Poderia ser a função social das companhias, com lideranças assumindo uma pauta de
desenvolvimento social, orientada por uma gestão socialmente responsável.
Quando os lobos resolveram entrar no jogo político, o que se viu foi a aplicação
de um modelo mais radical da velha política, negando debates mais amplos e
inclusivos, iludindo as outras ovelhas em nome de falso ambiente favorável às
oportunidades, bastando esforço e mérito. Um artifício ilusório, “propaganda falsa”
reproduzindo e reforçando precariedade nas relações de trabalho, concentração de
riquezas e um modelo econômico excludente, que se orienta pelo capitalismo financeiro de
resultados voláteis.
A cultura e a felicidade que ela pode proporcionar, não é um indicador considerado pelo
mercado, quando muito, as empresas levam em consideração a promoção de impactos sociais
positivos e com práticas bastante tímidas, contidas. As iniciativas de incentivo à cultura por
empresas são em sua grande maioria associadas a patrocínios e incentivos de projetos já
consagrados e objetivos comerciais, de marketing.

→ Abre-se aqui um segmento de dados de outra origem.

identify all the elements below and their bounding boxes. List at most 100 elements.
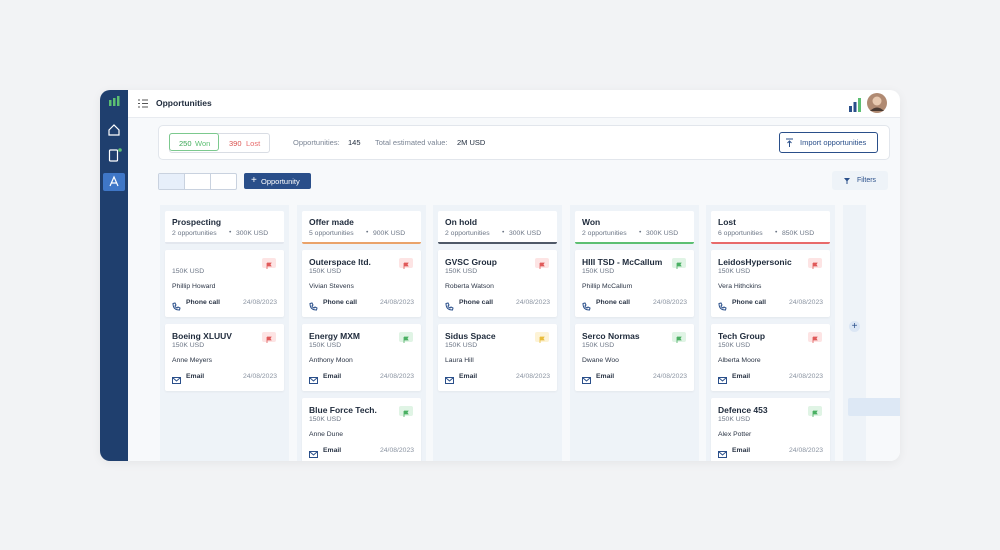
column-name: Offer made	[309, 217, 354, 227]
opportunity-card[interactable]: 150K USD Phillip Howard Phone call 24/08/20…	[165, 250, 284, 317]
flag[interactable]	[535, 332, 549, 343]
filters-button[interactable]: Filters	[832, 171, 888, 190]
card-activity: Email	[596, 373, 615, 380]
opportunity-card[interactable]: LeidosHypersonic 150K USD Vera Hithckins Ph…	[711, 250, 830, 317]
card-contact: Alex Potter	[718, 431, 752, 438]
column-header: Won 2 opportunities • 300K USD	[575, 211, 694, 244]
add-column-button[interactable]: +	[849, 321, 860, 332]
activity-icon	[309, 446, 318, 458]
list-view[interactable]	[185, 174, 211, 189]
card-date: 24/08/2023	[380, 299, 415, 306]
card-amount: 150K USD	[718, 342, 751, 349]
flag[interactable]	[399, 332, 413, 343]
flag[interactable]	[535, 258, 549, 269]
board-view[interactable]	[159, 174, 185, 189]
column-header: On hold 2 opportunities • 300K USD	[438, 211, 557, 244]
card-activity: Email	[732, 373, 751, 380]
column-header: Offer made 5 opportunities • 900K USD	[302, 211, 421, 244]
card-amount: 150K USD	[718, 416, 751, 423]
add-card-button[interactable]: +	[848, 398, 900, 416]
new-opportunity-button[interactable]: + Opportunity	[244, 173, 311, 189]
card-activity: Email	[323, 447, 342, 454]
card-name: HIII TSD - McCallum	[582, 257, 663, 267]
card-name: Serco Normas	[582, 331, 640, 341]
separator: •	[502, 229, 505, 236]
won-lost-toggle[interactable]: 250 Won 390 Lost	[169, 133, 270, 153]
separator: •	[229, 229, 232, 236]
won-tab[interactable]	[169, 133, 219, 151]
import-button[interactable]: Import opportunities	[779, 132, 878, 153]
card-date: 24/08/2023	[243, 373, 278, 380]
card-amount: 150K USD	[582, 342, 615, 349]
activity-icon	[445, 372, 454, 384]
flag[interactable]	[262, 332, 276, 343]
card-activity: Phone call	[732, 299, 766, 306]
opportunity-card[interactable]: GVSC Group 150K USD Roberta Watson Phone ca…	[438, 250, 557, 317]
activity-icon	[172, 372, 181, 384]
opportunity-card[interactable]: Blue Force Tech. 150K USD Anne Dune Email 24…	[302, 398, 421, 461]
flag[interactable]	[808, 258, 822, 269]
card-contact: Vera Hithckins	[718, 283, 762, 290]
flag[interactable]	[399, 406, 413, 417]
opportunity-card[interactable]: Serco Normas 150K USD Dwane Woo Email 24/08/…	[575, 324, 694, 391]
opportunity-card[interactable]: Tech Group 150K USD Alberta Moore Email 24/0…	[711, 324, 830, 391]
column-name: On hold	[445, 217, 478, 227]
won-count: 250	[179, 139, 192, 148]
activity-icon	[718, 372, 727, 384]
column-name: Lost	[718, 217, 736, 227]
opportunities-value: 145	[348, 138, 361, 147]
activity-icon	[172, 298, 181, 311]
logo	[849, 98, 861, 112]
opportunity-card[interactable]: Sidus Space 150K USD Laura Hill Email 24/08/…	[438, 324, 557, 391]
card-contact: Laura Hill	[445, 357, 474, 364]
menu-icon[interactable]	[138, 99, 148, 108]
card-activity: Email	[186, 373, 205, 380]
total-label: Total estimated value:	[375, 138, 448, 147]
board: + + Prospecting 2 opportunities • 300K USD 1…	[160, 118, 900, 461]
sidebar	[100, 90, 128, 461]
total-value: 2M USD	[457, 138, 486, 147]
card-date: 24/08/2023	[789, 373, 824, 380]
column-count: 2 opportunities	[172, 230, 217, 237]
flag[interactable]	[262, 258, 276, 269]
won-label: Won	[195, 139, 211, 148]
flag[interactable]	[808, 332, 822, 343]
opportunity-card[interactable]: Energy MXM 150K USD Anthony Moon Email 24/08…	[302, 324, 421, 391]
card-date: 24/08/2023	[516, 299, 551, 306]
separator: •	[366, 229, 369, 236]
opportunity-card[interactable]: Defence 453 150K USD Alex Potter Email 24/08…	[711, 398, 830, 461]
avatar[interactable]	[867, 93, 887, 113]
card-name: Outerspace ltd.	[309, 257, 371, 267]
opportunity-card[interactable]: HIII TSD - McCallum 150K USD Phillip McCal…	[575, 250, 694, 317]
card-activity: Phone call	[596, 299, 630, 306]
flag[interactable]	[399, 258, 413, 269]
column: Lost 6 opportunities • 850K USD LeidosHypers…	[706, 205, 835, 461]
column-count: 2 opportunities	[445, 230, 490, 237]
card-contact: Anthony Moon	[309, 357, 353, 364]
card-contact: Phillip Howard	[172, 283, 216, 290]
activity-icon	[445, 298, 454, 311]
card-amount: 150K USD	[309, 268, 342, 275]
card-name: LeidosHypersonic	[718, 257, 792, 267]
activity-icon	[718, 446, 727, 458]
page-title: Opportunities	[156, 98, 212, 108]
view-switcher	[158, 173, 237, 190]
flag[interactable]	[672, 258, 686, 269]
flag[interactable]	[808, 406, 822, 417]
card-activity: Email	[459, 373, 478, 380]
column-header: Lost 6 opportunities • 850K USD	[711, 211, 830, 244]
card-amount: 150K USD	[309, 416, 342, 423]
column: Prospecting 2 opportunities • 300K USD 150K …	[160, 205, 289, 461]
column-header: Prospecting 2 opportunities • 300K USD	[165, 211, 284, 244]
flag[interactable]	[672, 332, 686, 343]
column: Won 2 opportunities • 300K USD HIII TSD - Mc…	[570, 205, 699, 461]
opportunity-card[interactable]: Boeing XLUUV 150K USD Anne Meyers Email 24/0…	[165, 324, 284, 391]
card-activity: Phone call	[459, 299, 493, 306]
card-activity: Phone call	[186, 299, 220, 306]
top-bar: Opportunities	[128, 90, 900, 118]
card-amount: 150K USD	[309, 342, 342, 349]
opportunity-card[interactable]: Outerspace ltd. 150K USD Vivian Stevens Pho…	[302, 250, 421, 317]
card-amount: 150K USD	[172, 342, 205, 349]
add-column: + +	[843, 205, 900, 461]
card-contact: Roberta Watson	[445, 283, 494, 290]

A liberdade que a padroeira sempre defendeu, permite todas as expressões em uma cultura
diversa, livre de preconceitos e estigmatizações. Rita construiu caminhos e deixou exemplos.

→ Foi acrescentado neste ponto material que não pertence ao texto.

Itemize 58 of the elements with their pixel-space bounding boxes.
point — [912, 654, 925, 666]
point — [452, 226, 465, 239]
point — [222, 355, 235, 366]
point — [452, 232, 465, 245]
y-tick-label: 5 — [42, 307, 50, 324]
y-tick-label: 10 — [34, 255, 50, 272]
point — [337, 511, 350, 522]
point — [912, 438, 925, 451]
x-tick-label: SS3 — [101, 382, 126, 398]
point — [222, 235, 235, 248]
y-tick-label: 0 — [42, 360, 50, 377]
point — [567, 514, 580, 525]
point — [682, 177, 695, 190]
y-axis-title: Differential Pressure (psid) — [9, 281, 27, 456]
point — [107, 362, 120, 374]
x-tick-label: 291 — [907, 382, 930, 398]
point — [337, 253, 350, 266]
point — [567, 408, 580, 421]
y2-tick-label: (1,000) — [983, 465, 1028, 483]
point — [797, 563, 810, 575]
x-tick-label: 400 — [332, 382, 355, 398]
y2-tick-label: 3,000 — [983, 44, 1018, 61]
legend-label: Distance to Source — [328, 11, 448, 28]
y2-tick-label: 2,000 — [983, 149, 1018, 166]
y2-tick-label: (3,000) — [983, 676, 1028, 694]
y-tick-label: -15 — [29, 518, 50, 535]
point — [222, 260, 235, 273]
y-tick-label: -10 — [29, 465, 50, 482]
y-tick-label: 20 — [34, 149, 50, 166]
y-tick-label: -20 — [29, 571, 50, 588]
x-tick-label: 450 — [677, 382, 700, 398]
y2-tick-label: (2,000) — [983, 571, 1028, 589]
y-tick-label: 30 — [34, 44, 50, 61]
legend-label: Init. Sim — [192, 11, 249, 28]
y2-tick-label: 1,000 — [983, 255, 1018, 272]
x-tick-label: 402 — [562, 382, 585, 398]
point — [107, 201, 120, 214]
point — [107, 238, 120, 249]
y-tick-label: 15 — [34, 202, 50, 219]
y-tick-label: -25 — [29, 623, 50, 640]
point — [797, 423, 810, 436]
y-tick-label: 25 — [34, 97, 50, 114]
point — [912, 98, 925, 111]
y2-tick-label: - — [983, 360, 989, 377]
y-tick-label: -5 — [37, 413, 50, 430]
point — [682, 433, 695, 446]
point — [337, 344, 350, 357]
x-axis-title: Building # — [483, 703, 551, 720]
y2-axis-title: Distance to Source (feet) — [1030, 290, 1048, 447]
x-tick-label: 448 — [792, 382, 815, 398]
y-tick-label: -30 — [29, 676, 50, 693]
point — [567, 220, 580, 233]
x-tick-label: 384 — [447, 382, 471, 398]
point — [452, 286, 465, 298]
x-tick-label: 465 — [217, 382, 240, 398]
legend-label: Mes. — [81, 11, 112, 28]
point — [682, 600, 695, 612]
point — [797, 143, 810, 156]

Cantora, compositora, multi-instrumentista, a artista feminina que mais vendeu discos no país,
55 milhões de cópias. Impressionante para quem deu de ombros por supostamente não ser
“virtuose”. “Tava nem aí” para opiniões de “mundo melhor”, se levasse em conta os julgamentos
dos outros, talvez não tivesse alcançado o sucesso e, com sua graça, feito tanta gente feliz, sem
querer levar vantagem em tudo. Para ela, as roupas que doou poderiam ajudar quem mais
necessitava. Não se apegou a status, “trajes pop star consagrada”. Maravilhosa também foi que
o Padre Júlio não vendeu para arrecadar dinheiro. Quem disse que precisa ser endinheirado
para ter o privilégio de vestir a roupa da Rita Lee?